Publisher: Springer Science & Business Media
ISBN: 9780387257600
Category : Business & Economics
Languages : en
Pages : 412
Book Description
The basic characteristic of Modern Linear and Nonlinear Econometrics is that it presents a unified approach of modern linear and nonlinear econometrics in a concise and intuitive way. It covers four major parts of modern econometrics: linear and nonlinear estimation and testing, time series analysis, models with categorical and limited dependent variables, and, finally, a thorough analysis of linear and nonlinear panel data modeling. Distinctive features of this handbook are: -A unified approach of both linear and nonlinear econometrics, with an integration of the theory and the practice in modern econometrics.
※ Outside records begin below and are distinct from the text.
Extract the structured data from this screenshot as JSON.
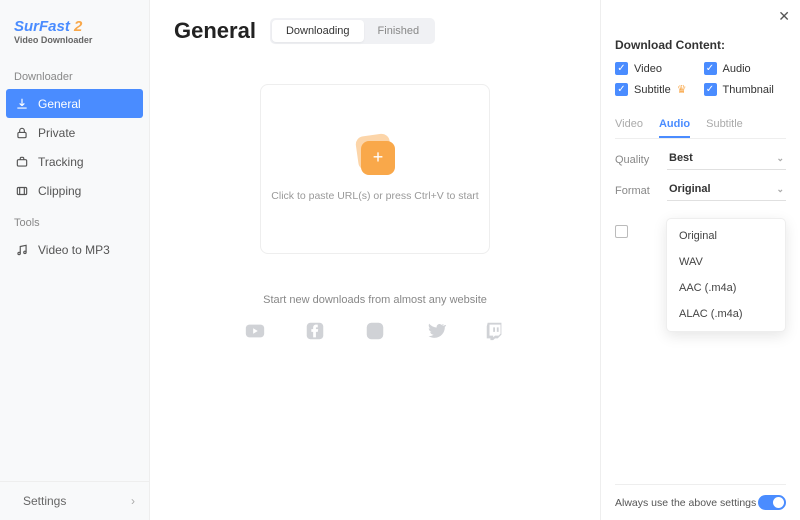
{
  "logo": {
    "text1": "SurFast",
    "text2": "2",
    "sub": "Video Downloader"
  },
  "sidebar": {
    "section1": "Downloader",
    "items": [
      {
        "label": "General"
      },
      {
        "label": "Private"
      },
      {
        "label": "Tracking"
      },
      {
        "label": "Clipping"
      }
    ],
    "section2": "Tools",
    "tools": [
      {
        "label": "Video to MP3"
      }
    ],
    "settings": "Settings"
  },
  "main": {
    "title": "General",
    "tabs": {
      "downloading": "Downloading",
      "finished": "Finished"
    },
    "drop_text": "Click to paste URL(s) or press Ctrl+V to start",
    "promo": "Start new downloads from almost any website"
  },
  "panel": {
    "title": "Download Content:",
    "checks": {
      "video": "Video",
      "audio": "Audio",
      "subtitle": "Subtitle",
      "thumbnail": "Thumbnail"
    },
    "subtabs": {
      "video": "Video",
      "audio": "Audio",
      "subtitle": "Subtitle"
    },
    "quality": {
      "label": "Quality",
      "value": "Best"
    },
    "format": {
      "label": "Format",
      "value": "Original"
    },
    "options": [
      "Original",
      "WAV",
      "AAC (.m4a)",
      "ALAC (.m4a)"
    ],
    "footer": "Always use the above settings"
  }
}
Emphasis on sound theoretical and empirical relevance and intuition. Focus on econometric and statistical methods for the analysis of linear and nonlinear processes in economics and finance, including computational methods and numerical tools. -Completely worked out empirical illustrations are provided throughout, the macroeconomic and microeconomic (household and firm level) data sets of which are available from the internet; these empirical illustrations are taken from finance (e.g. CAPM and derivatives), international economics (e.g. exchange rates), innovation economics (e.g. patenting), business cycle analysis, monetary economics, housing economics, labor and educational economics (e.g. demand for teachers according to gender) and many others. -Exercises are added to the chapters, with a focus on the interpretation of results; several of these exercises involve the use of actual data that are typical for current empirical work and that are made available on the internet. What is also distinguishable in Modern Linear and Nonlinear Econometrics is that every major topic has a number of examples, exercises or case studies. By this `learning by doing' method the intention is to prepare the reader to be able to design, develop and successfully finish his or her own research and/or solve real world problems.